Of course, my own living situation at that time meant my roommates and I were primed to see parallels between ourselves and the Edies; the squalor, the dash of Golightly bravado to keep oneself going, sharing space with animals (we had a robust mouse colony living in the “dishwasher” that started with the rather handsome Eben, who took a wife, Deben, and we called their vast ensuing brood the Debebens, because of feminism). However, there was also a huge divide; the Beales’ wealth and status, their life experience and accomplishments were foreign to us. But again, what makes Grey Gardens so compelling is the way that the “us” and “them” divide between the viewer and the viewed disintegrates, as does the divide between documentarian and subject.
It is clear from very early on in the film that the relationship between the Maysles and the Beales is more than a professional one (after all, their team enters this mysterious, sacred space more regularly than anyone else on earth). As the film goes on, the relationship deepens and becomes more conspicuous, until the Edies go from referring to the presence of the filmmakers to directly addressing them, to sparring and being questioned by them. Rather than take a more hands-off approach — ask the ladies to mask their friendship or edit out all references to it — the Maysles and their collaborators decided to embrace it. At one of the rare points when Big Edie actually asks the filmmakers to turn the camera away for modesty’s sake, the Maysles turn it on themselves, catching their reflection in a mirror before zooming in on an old illustration of Little Edie in her prime. Filmmaker and subject, both in the frame, side by side, but refracted through filters that still the passage of time for the sake of art.

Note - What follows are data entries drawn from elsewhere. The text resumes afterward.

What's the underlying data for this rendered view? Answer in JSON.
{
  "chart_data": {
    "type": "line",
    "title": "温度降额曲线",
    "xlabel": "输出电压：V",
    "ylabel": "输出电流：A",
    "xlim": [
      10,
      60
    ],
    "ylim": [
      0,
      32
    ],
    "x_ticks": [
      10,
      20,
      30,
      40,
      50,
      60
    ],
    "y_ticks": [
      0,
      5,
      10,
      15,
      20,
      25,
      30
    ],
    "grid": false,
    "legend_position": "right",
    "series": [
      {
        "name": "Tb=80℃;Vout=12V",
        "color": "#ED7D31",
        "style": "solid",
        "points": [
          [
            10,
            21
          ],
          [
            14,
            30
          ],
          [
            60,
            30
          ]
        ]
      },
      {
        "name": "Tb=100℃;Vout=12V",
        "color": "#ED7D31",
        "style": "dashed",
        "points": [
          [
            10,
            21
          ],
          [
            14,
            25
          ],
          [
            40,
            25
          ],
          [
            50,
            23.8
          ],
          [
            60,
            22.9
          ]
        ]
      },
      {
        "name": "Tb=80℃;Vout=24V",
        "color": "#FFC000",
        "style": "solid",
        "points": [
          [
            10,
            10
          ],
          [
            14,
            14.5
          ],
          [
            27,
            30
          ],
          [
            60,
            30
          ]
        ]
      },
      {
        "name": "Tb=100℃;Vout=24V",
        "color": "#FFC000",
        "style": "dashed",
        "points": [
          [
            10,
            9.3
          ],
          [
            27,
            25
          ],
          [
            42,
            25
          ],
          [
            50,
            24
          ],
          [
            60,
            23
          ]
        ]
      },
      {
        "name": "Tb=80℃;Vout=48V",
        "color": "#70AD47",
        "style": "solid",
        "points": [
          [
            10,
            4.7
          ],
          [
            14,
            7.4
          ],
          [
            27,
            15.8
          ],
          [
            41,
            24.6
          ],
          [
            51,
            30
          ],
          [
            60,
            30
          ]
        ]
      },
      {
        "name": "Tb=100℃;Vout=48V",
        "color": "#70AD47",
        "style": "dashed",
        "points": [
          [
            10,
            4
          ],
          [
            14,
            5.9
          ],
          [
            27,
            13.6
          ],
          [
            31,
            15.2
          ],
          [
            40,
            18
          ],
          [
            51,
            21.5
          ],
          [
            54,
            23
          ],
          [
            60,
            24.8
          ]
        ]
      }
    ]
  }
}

The approach is not only smart and effective from a cinematic standpoint, but from a moral one as well, since the very presence of the filmmakers clearly affects the subjects; they are more self-conscious, aware in certain moments of how their lives may look on camera, but also more performative, as the Maysles often acknowledged in interviews. Little Edie, in particular, is at times very flirtatious or provocative for the benefit of the male gaze that has become part of her life, and it would feel remiss not to acknowledge this in some way. The Maysles’ inclusion of themselves in the film is the opposite of objectivity, but their subjectivity only enriches our understanding of their muses. Although the Beales are by no means poor, it would have been all too easy to cast them as merely pathetic figures, good stock gone to seed, to allow the camera to linger pornographically over the dirty dishes and rotting newspapers with no purpose or meaning. Grey Gardens instead reminds us of the truth that people are more than the sum of their flaws, a profound lesson in documentary filmmaking — and human compassion — that Albert and David planted in my soft young brain long before I was able to recognize it as such.